William wiped the sweat from his brow and squinted at the approaching stranger. Digging in the dirt had been hard and he had been at it all day, which is what he attributed this dark spectre to. As the stranger neared William could see that he had not imagined him at all. A man, distorted in dimensions appearing too tall and too thin, crossed the street in front of William’s house. A coat, long as a train and darker than night, enveloped the stranger, hiding his form. A hat, wide-brimmed and pointed like a witch’s, sat at a tilt, hiding his face. The midday sun must have tricked his eyes, for as the stranger approached William could see that he was neither as tall as he first appeared, nor as thin, nor as much of a “him” at all. The subtle cinching of cloth at the waist paired with the swish of hips as the stranger approached told him he had misread the stranger.

“Hullo, there.” William spoke with a certain caution, while trying to remain friendly, as the stranger came to rest, feet inches from William’s kneeling form. He gently drove the spade he had almost forgotten he was holding into the small pile of dirt next to the hole he had dug for the next azalea plant and began to rise to his feet.

“No need for formalities, my friend.” The stranger’s voice was dark and husky. William, had he not already decided that this was a woman, may have thought from the voice that the stranger was a boy in their mid-teens. “I have come to deliver a message.” He almost recognized the voice for a moment before the thought vanished into the thick syrup of mid-July air.

The stranger withdrew a small rectangle of paper from the chest of the coat, although William had not seen them undo the coat in any way. William accepted the offering and saw that it was a standard plain white envelope, like the kind used for greeting cards, with his name on it in a font too smooth to be hand written. When William looked up from the envelope he knew he had gone mad from the heat. The stranger had disappeared into nothing, leaving no trace of themsel—Wait. Nevermind. He could see them, now, walking briskly down the sidewalk. He decided he needed to get out of the heat, so he carried his gift into the house and sat himself in front of a small fan in his den where the sunlight did little to illuminate the room through the pinched and curtained windows.

William eased himself deep into the chair and slid his thumb beneath the corner of the envelope, prying slowly with his wrinkled, aged thumb, until he had freed the contents within. A letter, obviously handwritten in the same font as the name on the envelope, crinkled and breathed to life in his hand.

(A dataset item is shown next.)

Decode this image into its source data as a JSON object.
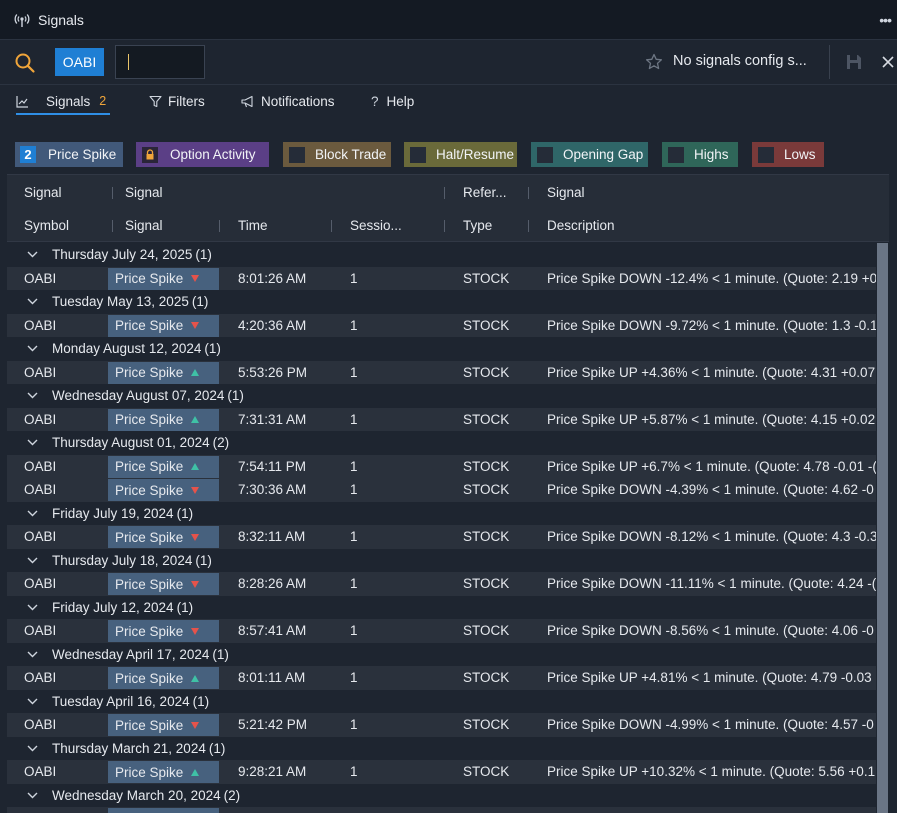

“My dearest friend, I believe I owe you an apology, though I fear it is too late to reach your ears. At many a turn I accused, indirectly though it may have been, that you were holding me back. I have come to understand that your reticence was your wisdom and your concern for, not yourself as I had once believed, but for me. It took a great deal of time and distance for this to become apparent, and I am saddened that this distance has grown as far as possible.”

The letter was signed in swoopy gibberish with a postscript beneath it.

“P.S. I have taken our favorite picture of Mom with me. I hope you will forgive me this last conceited act.”

William’s throat seemed to be too small to carry his breath, and his vision blurred. It had been so long. So needlessly, painfully long. He had worried, but he had not called. He had forgiven, though he had no longer remembered what had been forgiven. He had always meant to make amends. Time had just slipped away.

William rose from the chair, sweat still dripping from his forehead to his cheeks, his eyes stinging, and walked out into the murderous sun, letter clutched in his weak and wrinkled hand. He knelt to the ground and placed the letter at the base of his newest hole then slid an azalea bush, black dirt dripping from its roots, into place, pinning the crumpled paper to the ground. He scooped the few spade-fuls of dirt onto the roots, building up until the ground was even and the letter, he was certain, could not dig its way out. He started on another hole, pausing to wipe the sweat from his brow and caught a glimpse of something across the street. He lowered his head and focused on the job at hand. Those azaleas weren’t going to plant themselves.